Every winter, woodcock migrate south and lure hunters and bird dogs into dense timber and thorny tangles of blackberry bushes. This season I got to hunt timberdoodles for the first time on public lands in deep East Texas.
The soft, sandy soil in this area creates a perfect woodcock habitat. It’s a place as rich in Southern tradition as it is yaupon and pine trees. The folks who live out there are honest and good-hearted, the kind of people who are willing to help a stranger out of mud or tell you where to hunt but expect nothing in return.
I prepared the woodcock the way I would eat any other humble meal in East Texas: with a little Cajun influence. These worm-eating birds are robust in flavor, but it’s an acquired taste for some. But when cooked right, they are flat out incredible.
As with all wild game, you do not want to overcook woodcock. The thighs are white but the breast meat is dark red. You’ll want to serve those a little pink in the middle. This method of blackening over a hot cast iron will give you a good sear and crust on the outside, perfect for plucked and spatchcocked birds.
Dove or quail are great substitutes if you don’t have woodcock.
Time to make
9-12 whole woodcock, doves or quail (preferably plucked)
2 tbsp. butter
2 tbsp. flour
1 small green bell pepper, finely chopped
2 celery sticks, finely chopped
1/2 large onion, finely chopped
4 cloves of garlic, minced
1 1/2 cups chicken/blonde stock
1 can petite diced tomatoes (14oz.)
1 tbsp. hot sauce
1/2 tbsp. Worcestershire
1 tsp. dried thyme
Extra oil or clarified butter for cooking
Salt and pepper to taste
Chopped green onions and parsley for garnish
Serve with rice, cheesy grits or french bread
Also works with
Dove, quail, snipe, partridge, chukar
- Spatchcock the birds by using scissors to cut along each side of the spine and remove it. Flip over the bird and smash with your palm to flatten. Pat extremely dry and/or leave in the fridge uncovered overnight to dry out the skin. This helps the skin crisp when searing.

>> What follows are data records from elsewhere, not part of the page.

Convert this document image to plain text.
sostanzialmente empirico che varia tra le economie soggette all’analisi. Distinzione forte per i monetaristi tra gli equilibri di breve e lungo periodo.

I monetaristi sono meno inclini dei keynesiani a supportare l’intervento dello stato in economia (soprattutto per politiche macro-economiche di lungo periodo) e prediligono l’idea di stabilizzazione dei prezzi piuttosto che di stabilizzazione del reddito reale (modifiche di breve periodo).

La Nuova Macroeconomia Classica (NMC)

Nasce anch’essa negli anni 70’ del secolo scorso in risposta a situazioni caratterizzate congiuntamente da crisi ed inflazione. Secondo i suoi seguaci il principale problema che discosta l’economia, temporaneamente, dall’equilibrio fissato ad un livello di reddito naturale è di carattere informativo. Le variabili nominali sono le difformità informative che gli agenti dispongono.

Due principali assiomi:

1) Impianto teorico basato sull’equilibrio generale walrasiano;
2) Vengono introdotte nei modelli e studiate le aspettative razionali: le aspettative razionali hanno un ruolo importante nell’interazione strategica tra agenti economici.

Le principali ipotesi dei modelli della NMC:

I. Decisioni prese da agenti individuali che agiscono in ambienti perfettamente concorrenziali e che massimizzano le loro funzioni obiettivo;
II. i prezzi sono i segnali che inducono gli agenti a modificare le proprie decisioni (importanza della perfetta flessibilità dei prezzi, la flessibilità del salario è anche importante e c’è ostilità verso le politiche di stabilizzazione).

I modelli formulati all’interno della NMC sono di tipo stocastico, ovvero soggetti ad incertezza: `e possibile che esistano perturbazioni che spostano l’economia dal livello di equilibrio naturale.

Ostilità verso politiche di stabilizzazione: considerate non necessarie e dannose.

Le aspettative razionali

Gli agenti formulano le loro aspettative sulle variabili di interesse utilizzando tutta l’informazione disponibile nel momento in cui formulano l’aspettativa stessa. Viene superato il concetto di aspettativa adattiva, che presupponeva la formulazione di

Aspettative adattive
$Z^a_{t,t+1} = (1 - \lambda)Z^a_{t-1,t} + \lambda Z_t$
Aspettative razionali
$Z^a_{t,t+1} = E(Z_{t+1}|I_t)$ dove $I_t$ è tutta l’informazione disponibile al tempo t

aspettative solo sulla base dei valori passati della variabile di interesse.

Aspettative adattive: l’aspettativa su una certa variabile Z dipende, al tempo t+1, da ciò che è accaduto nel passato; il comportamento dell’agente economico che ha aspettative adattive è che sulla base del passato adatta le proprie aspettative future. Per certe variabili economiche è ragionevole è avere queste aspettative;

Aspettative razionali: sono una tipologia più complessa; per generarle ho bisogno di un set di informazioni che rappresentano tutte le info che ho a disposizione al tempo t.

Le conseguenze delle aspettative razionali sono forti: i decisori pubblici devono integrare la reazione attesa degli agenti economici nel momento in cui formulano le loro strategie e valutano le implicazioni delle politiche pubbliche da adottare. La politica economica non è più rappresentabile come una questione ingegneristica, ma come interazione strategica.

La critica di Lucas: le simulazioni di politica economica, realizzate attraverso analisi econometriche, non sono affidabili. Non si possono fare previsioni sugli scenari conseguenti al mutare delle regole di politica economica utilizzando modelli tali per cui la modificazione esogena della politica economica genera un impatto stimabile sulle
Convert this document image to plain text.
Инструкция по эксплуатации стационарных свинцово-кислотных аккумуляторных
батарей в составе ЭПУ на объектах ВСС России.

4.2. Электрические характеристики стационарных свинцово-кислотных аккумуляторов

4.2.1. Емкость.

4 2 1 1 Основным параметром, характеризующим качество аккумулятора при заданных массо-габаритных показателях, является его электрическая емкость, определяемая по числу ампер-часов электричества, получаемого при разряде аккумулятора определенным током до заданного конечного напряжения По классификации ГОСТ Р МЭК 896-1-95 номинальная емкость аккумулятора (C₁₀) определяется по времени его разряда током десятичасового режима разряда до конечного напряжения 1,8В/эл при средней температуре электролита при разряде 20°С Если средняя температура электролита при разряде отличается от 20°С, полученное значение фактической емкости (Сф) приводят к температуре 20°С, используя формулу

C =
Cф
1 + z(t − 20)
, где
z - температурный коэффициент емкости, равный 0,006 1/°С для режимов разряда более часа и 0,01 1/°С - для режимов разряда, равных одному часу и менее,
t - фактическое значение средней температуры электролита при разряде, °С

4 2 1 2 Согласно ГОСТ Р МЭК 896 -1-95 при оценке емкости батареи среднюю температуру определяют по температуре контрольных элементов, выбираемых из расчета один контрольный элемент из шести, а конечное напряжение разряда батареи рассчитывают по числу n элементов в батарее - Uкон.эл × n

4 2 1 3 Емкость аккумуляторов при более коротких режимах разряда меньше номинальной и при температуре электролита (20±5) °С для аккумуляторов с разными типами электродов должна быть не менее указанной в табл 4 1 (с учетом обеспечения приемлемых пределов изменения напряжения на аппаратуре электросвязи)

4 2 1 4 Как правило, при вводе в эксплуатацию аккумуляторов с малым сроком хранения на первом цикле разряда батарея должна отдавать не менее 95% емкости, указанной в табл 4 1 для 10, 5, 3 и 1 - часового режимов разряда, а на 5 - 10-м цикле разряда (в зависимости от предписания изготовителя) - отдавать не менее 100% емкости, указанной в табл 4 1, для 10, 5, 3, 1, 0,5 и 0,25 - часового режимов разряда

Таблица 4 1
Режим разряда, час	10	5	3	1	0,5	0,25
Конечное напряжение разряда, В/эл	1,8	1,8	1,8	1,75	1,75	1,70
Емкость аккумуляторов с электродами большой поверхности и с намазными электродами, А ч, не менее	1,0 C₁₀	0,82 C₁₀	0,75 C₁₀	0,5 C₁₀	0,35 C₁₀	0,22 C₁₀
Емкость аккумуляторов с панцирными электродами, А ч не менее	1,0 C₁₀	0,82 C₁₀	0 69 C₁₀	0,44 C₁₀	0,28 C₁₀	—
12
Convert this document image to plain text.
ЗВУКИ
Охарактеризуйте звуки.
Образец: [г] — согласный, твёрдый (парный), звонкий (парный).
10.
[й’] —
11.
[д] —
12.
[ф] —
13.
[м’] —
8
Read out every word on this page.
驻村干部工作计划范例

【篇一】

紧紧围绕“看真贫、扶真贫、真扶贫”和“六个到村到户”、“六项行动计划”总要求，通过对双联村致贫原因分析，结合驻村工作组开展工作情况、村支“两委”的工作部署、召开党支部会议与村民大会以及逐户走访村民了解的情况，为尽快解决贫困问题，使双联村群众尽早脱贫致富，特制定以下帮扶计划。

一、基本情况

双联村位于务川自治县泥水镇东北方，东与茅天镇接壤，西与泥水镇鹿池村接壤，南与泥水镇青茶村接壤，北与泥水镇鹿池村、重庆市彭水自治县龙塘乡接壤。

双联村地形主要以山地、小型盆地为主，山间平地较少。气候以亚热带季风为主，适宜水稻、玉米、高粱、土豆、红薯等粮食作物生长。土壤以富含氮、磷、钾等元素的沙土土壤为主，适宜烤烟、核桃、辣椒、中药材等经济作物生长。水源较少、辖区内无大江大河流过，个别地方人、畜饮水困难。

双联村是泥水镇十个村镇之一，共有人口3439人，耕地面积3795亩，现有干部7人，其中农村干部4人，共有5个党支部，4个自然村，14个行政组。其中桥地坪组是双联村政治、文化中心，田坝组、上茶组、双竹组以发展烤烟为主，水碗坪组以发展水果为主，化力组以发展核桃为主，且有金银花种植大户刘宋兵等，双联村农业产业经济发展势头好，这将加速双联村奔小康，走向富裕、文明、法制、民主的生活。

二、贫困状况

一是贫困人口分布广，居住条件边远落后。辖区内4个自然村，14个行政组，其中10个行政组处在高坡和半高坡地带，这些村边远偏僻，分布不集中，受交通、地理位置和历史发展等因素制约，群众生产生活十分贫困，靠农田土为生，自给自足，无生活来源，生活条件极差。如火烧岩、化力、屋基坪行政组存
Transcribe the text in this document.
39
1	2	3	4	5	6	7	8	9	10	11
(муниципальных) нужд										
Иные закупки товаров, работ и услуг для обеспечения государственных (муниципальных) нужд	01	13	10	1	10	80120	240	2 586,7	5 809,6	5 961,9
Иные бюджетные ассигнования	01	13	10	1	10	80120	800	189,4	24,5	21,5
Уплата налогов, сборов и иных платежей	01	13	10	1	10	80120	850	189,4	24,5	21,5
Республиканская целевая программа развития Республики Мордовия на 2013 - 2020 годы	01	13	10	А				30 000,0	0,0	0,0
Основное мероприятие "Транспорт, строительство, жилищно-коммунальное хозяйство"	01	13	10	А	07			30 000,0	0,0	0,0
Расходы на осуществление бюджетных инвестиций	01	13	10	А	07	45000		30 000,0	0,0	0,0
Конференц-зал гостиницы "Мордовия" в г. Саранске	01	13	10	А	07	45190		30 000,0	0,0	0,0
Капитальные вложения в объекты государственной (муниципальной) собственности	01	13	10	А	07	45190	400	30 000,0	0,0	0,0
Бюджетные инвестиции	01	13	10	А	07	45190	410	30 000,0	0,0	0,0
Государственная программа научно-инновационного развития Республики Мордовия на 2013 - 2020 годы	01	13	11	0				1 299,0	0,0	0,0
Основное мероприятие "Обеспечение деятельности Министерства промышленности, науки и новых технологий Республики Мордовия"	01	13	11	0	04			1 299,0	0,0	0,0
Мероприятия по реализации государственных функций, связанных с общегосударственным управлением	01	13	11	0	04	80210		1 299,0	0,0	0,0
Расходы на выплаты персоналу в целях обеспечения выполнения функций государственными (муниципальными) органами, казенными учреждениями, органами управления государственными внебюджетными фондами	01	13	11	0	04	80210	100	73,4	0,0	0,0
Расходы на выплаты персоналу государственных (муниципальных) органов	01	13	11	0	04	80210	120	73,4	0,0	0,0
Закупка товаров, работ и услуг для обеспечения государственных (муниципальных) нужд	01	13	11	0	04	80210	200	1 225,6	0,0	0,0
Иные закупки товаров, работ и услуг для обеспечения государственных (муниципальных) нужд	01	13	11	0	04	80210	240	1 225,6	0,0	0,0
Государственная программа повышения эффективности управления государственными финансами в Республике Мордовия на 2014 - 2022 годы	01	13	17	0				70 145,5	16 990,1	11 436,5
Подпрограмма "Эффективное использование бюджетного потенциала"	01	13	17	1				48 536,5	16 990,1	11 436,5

- Make the Creole. Melt butter in a medium-sized pot over medium heat. Once it begins to foam, sprinkle in the flour, whisking constantly to avoid clumps. Continue to whisk and cook the roux until the color turns to brown, about 10 minutes. The hotter the pan, the faster this will happen. Keep stirring to avoid burning!
- Add the Holy Trinity (bell pepper, celery and onion) and continue to cook until soft. Keep stirring to avoid anything burning or sticking to the sides and creating clumps. Add the garlic and cook an additional minute.
- Slowly pour in the stock. Keep stirring to smoothly blend the mixture. Once incorporated, add the tomatoes, hot sauce, Worcestershire and thyme.
- Bring to a boil, reduce heat to low and let the Creole simmer for 30-45 minutes to reduce. Taste and season with salt and pepper at the end if needed.
- When the Creole is about 15 minutes from being done, start to cook the woodcock. Season each bird with a generous amount of Creole spice both over and under the skin.
- Heat a large cast iron over medium-high heat. Add about a tablespoon of oil and lay three or four birds in the pan, or however many fit without overcrowding, skin side down. Use a spatula to press the birds down flat, browning the skin. Let them sear for three minutes and then flip over and cook for an additional two minutes. You want them to still be a little pink in the middle. Transfer the cooked birds to a warmer and finish searing the remaining birds.
- Serve the woodcock with the Creole sauce and rice, grits and/or french bread. Garnish with green onions and parsley.